Pada pemilu tahun 1999, Abdurrahman Wahid terpilih sebgai Presiden keempat RI. Dalam pemerintahanya banyak diwarnai dengan gerakan-gerakan separatisme yang makin berkembang di Aceh, Maluku dan Papua. Selain itu, banyak kebijakan Abdurrahman Wahid yang ditentang oleh MPR/DPR. Selanjunya pada tahun 2004, Pemilihan umum secara langsung untuk pertama kalinya dilakukan dan yang terpilih ialah Presiden SBY yang kemudia juga terpelih untuk kedua kalinya. Perbaikan dari sektor hukum yang terjadi pada masa ini juga tidak terlalu memuaskan.

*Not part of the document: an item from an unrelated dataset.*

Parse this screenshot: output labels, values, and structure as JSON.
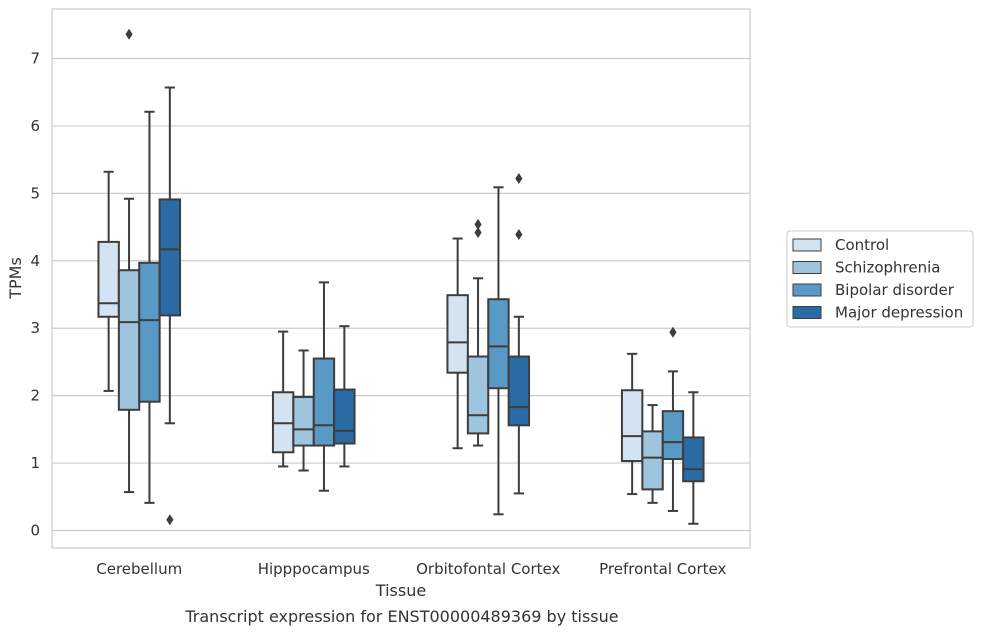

Jadi, sejarah hukum pada zaman reformasi ini lebih ditekankan pada tereliminasi posisi ABRI di DPR, DPD menggantikan Utusan Daerah dan Utusan golongan, Terbentuknya multi partai politik, Terealisasinya penyelenggaraan otonomi daerah yang dititik beratkan pada daerah Tk. II, MPR hanya sebagai forum pertemuan antara DPD dan DPR, Presiden dan Wakil Presiden dipilih langsung serta Terbentuknya lembaga hukum yang baru seperti MK, KPK dan KY. Akan tetapi persoalan hukum yang lain yang mesti harus disempurnakan kembali yaitu biaya demokrasi masih terlalu mahal, Terjadi korupsi merajalela dimana-mana, Fungsi DPD sebagai wakil daerah sangat terbatas, karena hanya beranggotakan 1/3 dari anggota DPR, maka dalam voting “one man one voute”, tdk ada keseimbangan dengan anggota DPR, Penegakan  hukum belum mencerminkan jiwa reformasi (terutama para aparat  penegak hukum masih ada yang bermental korup) serta Pelaksanaan otonomi daerah yang berbasis pada Bottom up, belum menunjukkan hasil yang maksimal.

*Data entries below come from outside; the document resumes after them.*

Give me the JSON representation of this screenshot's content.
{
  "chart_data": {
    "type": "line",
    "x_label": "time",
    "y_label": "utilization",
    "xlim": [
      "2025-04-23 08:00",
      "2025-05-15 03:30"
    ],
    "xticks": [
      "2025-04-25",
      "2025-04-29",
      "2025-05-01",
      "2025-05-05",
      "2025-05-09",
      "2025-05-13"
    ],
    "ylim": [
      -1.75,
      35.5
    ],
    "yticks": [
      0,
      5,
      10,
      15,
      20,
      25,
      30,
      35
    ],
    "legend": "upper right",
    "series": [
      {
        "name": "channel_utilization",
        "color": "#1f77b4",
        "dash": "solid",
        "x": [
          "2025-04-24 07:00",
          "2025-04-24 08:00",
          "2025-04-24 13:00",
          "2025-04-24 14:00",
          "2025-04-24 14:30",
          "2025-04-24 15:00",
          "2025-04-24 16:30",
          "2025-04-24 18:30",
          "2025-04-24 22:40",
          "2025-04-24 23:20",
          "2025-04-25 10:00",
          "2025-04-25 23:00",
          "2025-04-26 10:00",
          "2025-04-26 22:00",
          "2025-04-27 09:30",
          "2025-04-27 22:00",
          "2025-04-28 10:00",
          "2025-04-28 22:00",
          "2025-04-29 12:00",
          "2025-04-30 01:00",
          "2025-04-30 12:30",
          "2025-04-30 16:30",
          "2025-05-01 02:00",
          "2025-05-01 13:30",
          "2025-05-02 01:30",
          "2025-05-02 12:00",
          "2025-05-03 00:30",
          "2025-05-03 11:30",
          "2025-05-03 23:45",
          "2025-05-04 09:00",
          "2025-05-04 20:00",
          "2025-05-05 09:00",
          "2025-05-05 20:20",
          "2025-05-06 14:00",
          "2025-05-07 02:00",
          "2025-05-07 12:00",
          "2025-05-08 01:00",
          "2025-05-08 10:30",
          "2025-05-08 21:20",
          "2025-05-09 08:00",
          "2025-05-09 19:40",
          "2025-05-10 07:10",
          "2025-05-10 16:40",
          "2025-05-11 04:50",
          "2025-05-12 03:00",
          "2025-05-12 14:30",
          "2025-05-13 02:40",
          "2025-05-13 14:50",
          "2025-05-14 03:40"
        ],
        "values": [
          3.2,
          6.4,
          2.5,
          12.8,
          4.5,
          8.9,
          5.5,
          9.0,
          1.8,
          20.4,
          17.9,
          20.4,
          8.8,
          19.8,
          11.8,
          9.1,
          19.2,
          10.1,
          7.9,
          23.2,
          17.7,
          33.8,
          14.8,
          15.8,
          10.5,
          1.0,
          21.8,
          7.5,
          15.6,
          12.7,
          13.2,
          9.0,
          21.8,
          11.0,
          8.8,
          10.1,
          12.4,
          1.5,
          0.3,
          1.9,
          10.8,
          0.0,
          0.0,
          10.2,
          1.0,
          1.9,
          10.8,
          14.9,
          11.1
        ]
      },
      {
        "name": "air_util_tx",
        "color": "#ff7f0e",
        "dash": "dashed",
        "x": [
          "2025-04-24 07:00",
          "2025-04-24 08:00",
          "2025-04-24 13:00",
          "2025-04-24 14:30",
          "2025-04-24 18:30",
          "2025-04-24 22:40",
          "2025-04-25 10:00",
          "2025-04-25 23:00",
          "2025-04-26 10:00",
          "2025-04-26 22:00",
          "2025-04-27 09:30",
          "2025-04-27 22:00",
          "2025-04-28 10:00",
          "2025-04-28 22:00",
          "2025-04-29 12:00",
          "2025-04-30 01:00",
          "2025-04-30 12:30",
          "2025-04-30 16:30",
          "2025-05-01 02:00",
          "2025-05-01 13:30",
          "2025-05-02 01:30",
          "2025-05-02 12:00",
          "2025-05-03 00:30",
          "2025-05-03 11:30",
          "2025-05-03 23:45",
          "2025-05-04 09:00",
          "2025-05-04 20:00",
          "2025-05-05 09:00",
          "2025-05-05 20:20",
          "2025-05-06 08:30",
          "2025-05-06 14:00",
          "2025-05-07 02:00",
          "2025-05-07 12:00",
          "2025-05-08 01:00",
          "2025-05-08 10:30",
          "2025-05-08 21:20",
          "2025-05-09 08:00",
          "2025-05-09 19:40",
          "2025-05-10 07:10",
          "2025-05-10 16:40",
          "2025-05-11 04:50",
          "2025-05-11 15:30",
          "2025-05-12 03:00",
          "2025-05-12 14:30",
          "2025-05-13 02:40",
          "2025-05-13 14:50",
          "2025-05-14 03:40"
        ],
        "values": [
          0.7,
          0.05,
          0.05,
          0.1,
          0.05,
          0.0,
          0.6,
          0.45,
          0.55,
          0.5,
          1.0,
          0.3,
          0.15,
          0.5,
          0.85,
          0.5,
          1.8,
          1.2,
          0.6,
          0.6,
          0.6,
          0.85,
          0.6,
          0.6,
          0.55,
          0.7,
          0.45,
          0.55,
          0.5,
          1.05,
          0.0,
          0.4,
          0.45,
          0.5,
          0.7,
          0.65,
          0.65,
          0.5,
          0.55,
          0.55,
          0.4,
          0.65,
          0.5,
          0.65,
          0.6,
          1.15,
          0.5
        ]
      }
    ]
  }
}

Pendapat Mengenai Perkembangan Hukum di Indonesia pada Awal Kemerdekaan, Masa Orde Lama, Orde Baru dan reformasi

Jadi, pada awal kemerdekaan, Indonesia masih menggunakan hukum yang lama yakni Pasal II Aturan Peralihan UUD 1945, Pasal 192 Konstitusi RIS (pada saat berlakunya Konstitusi RIS) dan Pasal 142 UUDS 1950 (ketika berlaku UUDS 1950) dengan sistem demokrasi liberal dengan tujuan untuk membangun hukum nasional yang berdasarkan kepribadian bangsa melalui pembangunan hukum.

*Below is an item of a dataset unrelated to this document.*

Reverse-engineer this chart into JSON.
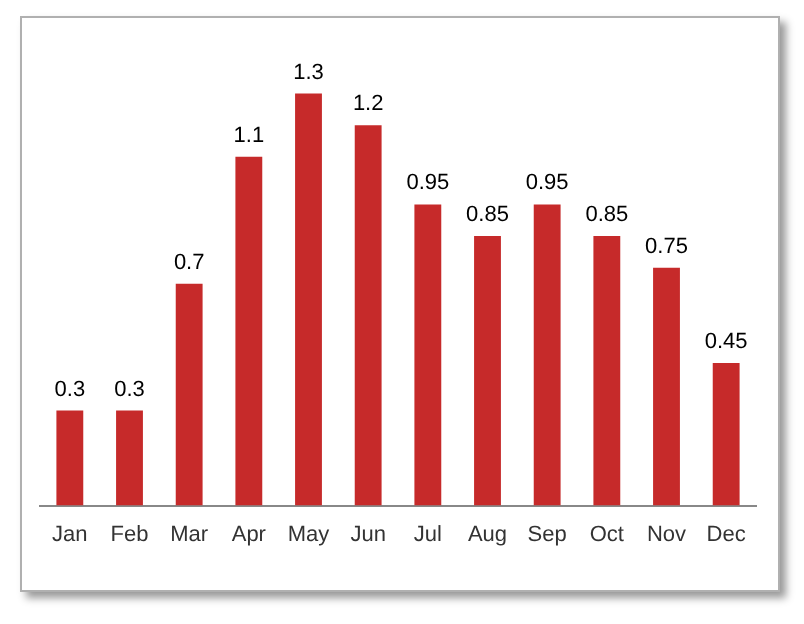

Kemudian pada era orde lama, demokrasi yang berlaku adalag Demokrasi Terpimpin sehingga terjadi kepemimpinan yang otoriter.
Selanjutnya pada masa orde baru, pemerintah memfokuskan perhatiannya pada aspek pembangunan ekonomi. Pengurutan hukum juga menjadi agenda yang begitu penting dalam hal ini UUD 1945, UU/Perpu, dan lain sebagainya. Dengan konfigurasi politik otoriter ini, maka produk hukum yang dihasilkan adalah represif dalam hal ini hukum yang menindas.
Sedangkan pada era reformasi, wewenang presiden dikurangi serta ditelanjangi. Dimana setiap kali mengangkat pejabat Negara dalam hal ini Panglima, Kapolri, Jaksa Agung dan lain sebagainya mesti harus Fit and proper Test oleh lembaga legislatif, dengan tujuan agar supaya gaya kepemimpinan otoriter pada masa era orde baru tidak terulang kembali. Sehingga wewenang Presiden disatu sisi tidak otonom. Akan tetapi dengan melihat konfigurasi politik disisi yang lain, maka produk hukumnya bersifat responsive meski pada kenyataannya tidak murni demikian.